火力発電所の取り組み 海を汚さないために

発電所の運転に伴って発生する排水は、排水処理設備で浄化し、水質連続測定装置などにより、常時監視をしながら排水しています。また、復水器で使用する海水の水温上昇をおさえるため、取水にあたっては温度の低い深層からゆっくり取り入れ、放流においては放水流速を低減させゆるやかに表層へ放流するなど、周辺環境への影響を少なくするよう配慮しています。

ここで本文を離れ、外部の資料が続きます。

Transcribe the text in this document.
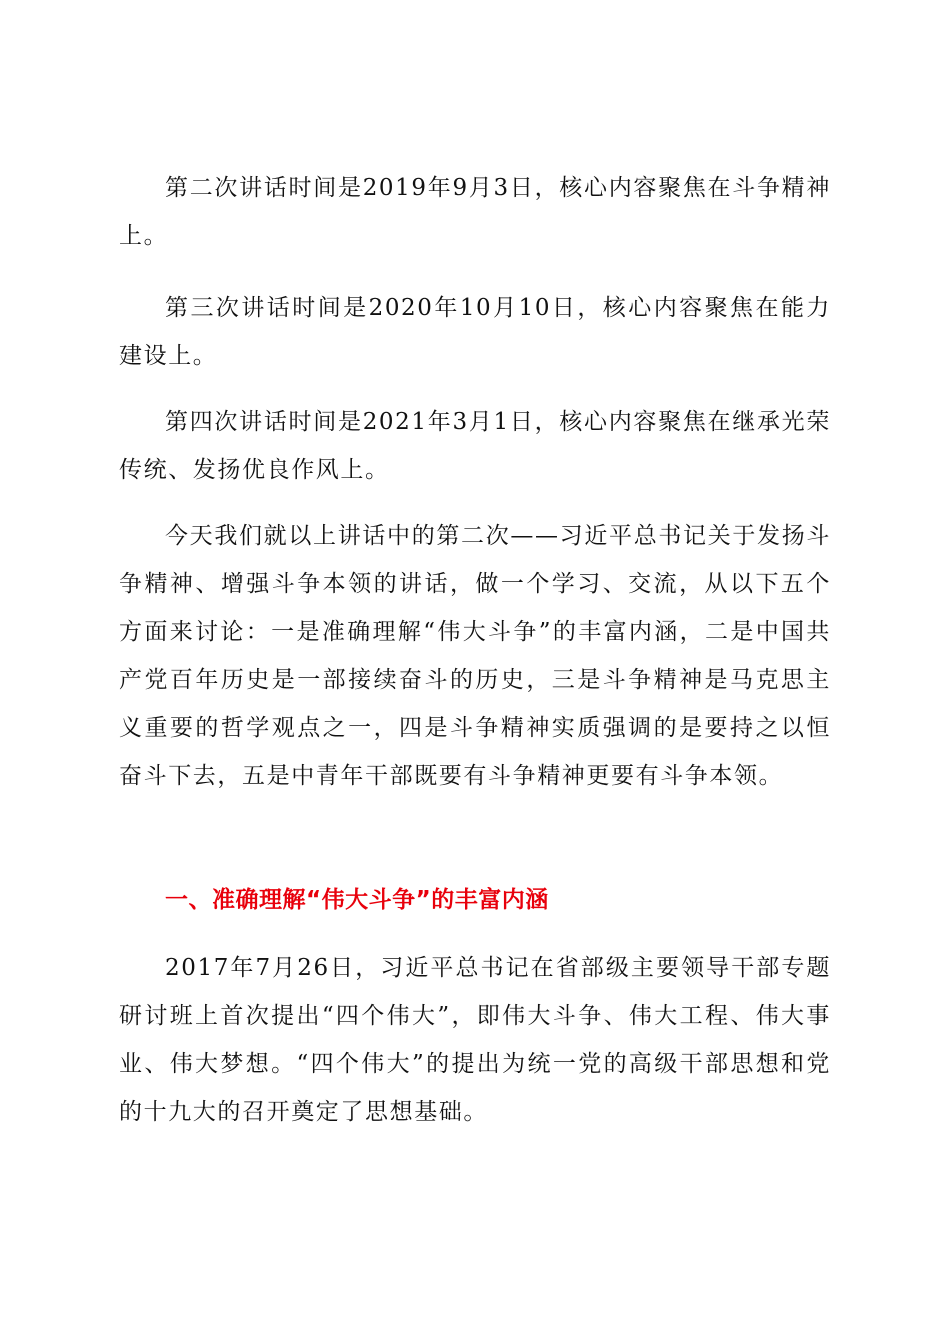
第二次讲话时间是2019年9月3日，核心内容聚焦在斗争精神上。

第三次讲话时间是2020年10月10日，核心内容聚焦在能力建设上。

第四次讲话时间是2021年3月1日，核心内容聚焦在继承光荣传统、发扬优良作风上。

今天我们就以上讲话中的第二次——习近平总书记关于发扬斗争精神、增强斗争本领的讲话，做一个学习、交流，从以下五个方面来讨论：一是准确理解“伟大斗争”的丰富内涵，二是中国共产党百年历史是一部接续奋斗的历史，三是斗争精神是马克思主义重要的哲学观点之一，四是斗争精神实质强调的是要持之以恒奋斗下去，五是中青年干部既要有斗争精神更要有斗争本领。

一、准确理解“伟大斗争”的丰富内涵

2017年7月26日，习近平总书记在省部级主要领导干部专题研讨班上首次提出“四个伟大”，即伟大斗争、伟大工程、伟大事业、伟大梦想。“四个伟大”的提出为统一党的高级干部思想和党的十九大的召开奠定了思想基础。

構内排水対策 発電所で使用した水は、排水処理設備において処理したうえできれいな水として排水しています。排水は測定装置により常時監視しています。
温排水対策 復水器で使用する海水の取水はカーテンウォールを設け、温度の低い深層からゆっくり取り入れるとともに、ゆるやかな流速で表層へ放流するなど温排水の周辺海域への影響を少なくしています。
火力発電所の排水処理対策

排水処理設備

発電所内から出る水は、排水処理設備の各処理装置に入り、不純物を取り除き、きれいな水にて排出しています。

凝集沈澱槽

排水中の不純物を取り除くために凝集剤を入れ、不純物を凝集沈澱させています。

排水処理設備の写真

排水処理の流れ

排水処理設備の処理装置は、排水中の処理対象物質ごとに、最適な処理方法を採用しています。

石炭火力の例

(1)脱硫排水処理装置(発電所の排煙脱硫装置および機器の洗浄に伴って発生する排水の中には、金属や窒素などが含まれるため、脱硫排水装置で金属、窒素などを除去処理します。)(2)廃液排水処理装置(ボイラーなどから排水される酸・アルカリ排水および窒素分を含まない水処理装置からの排水は、廃液排水処理装置で中和し、浮遊物を除去処理します。)(3)生活排水処理装置(ビルなどからの排水に含まれるBDD(生物化学的酸素要求量)、COD(化学的酸素要求量)などを除去処理します。)